The resulting atmosphere oscillates between the gray of the mountain and the blue of the ocean, stillness and movement, gravity and lightness, and dawn and dusk. Pure forms that are embedded in the pavement and merge with the surrounding landscape. A place to feel the territory and its forms, to feel the tectonics that emerges from the ocean until it touches our feet.
Values:
Cultural and artistic values: The project is born from understanding the territory as an elaborated artifice, it studies its functioning patterns, proportions, and its composition, its geomorphology, vegetation, soil depth... that compose its structure. In this context, the territory is conceived as architecture itself where, through cultural and heritage values, the project begins to take shape.
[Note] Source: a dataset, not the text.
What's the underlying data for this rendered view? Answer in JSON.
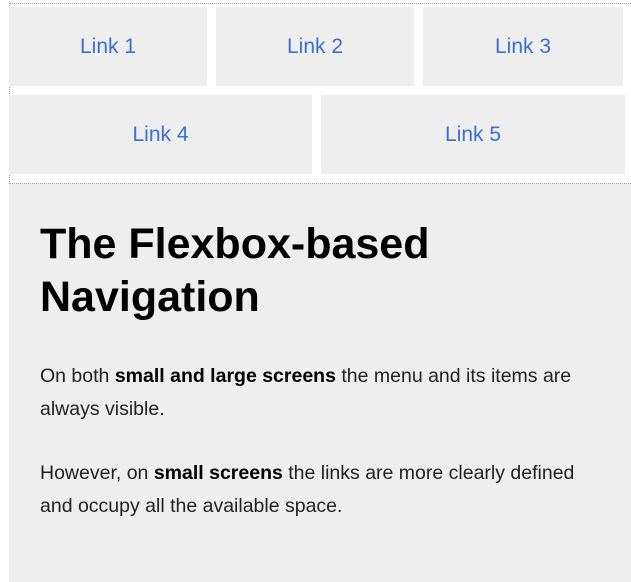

It is a mechanism in continuous change, a continuous process in time that begins to take shape in the work where the architecture looks down, polishes, and adapts during the construction process to the rocks that appear in the excavation process. These rocks are the genetic code of the inhabitants of the site and, through the public space, this materiality is emphasized, turning neighbors and visitors into an active part of the process, reconnecting people with the energy of the place and its history. The resulting space is a combination of territory and avant-garde, a place to feel the energy of the place and its history.
Values associated with rehabilitation and regeneration: Understanding architecture as the expression of the environment, the project speaks of new uses linked to the economy of forms and materials of the environment itself: km0. The appearance of the laxes and the analysis of the soil depth dictated a hard exercise to recover the Atlantic coast ecosystem that had been buried for 50 years under the rubble. The project is aware of this situation and reinterprets the public space as an opportunity to give back to the environment and its self-sufficiency. Far from being an immediate solution, it was decided to plant nurse plants, which modify the Ph of the soil so that the target species can subsequently develop over time. The low density of planting expects the wind to finish colonizing the spaces with native coastal species. With this strategy not only an ecosystem is recovered, but also a change in the modus operandi proposed, there is no irrigation, no ornamental species, and the objective is regeneration.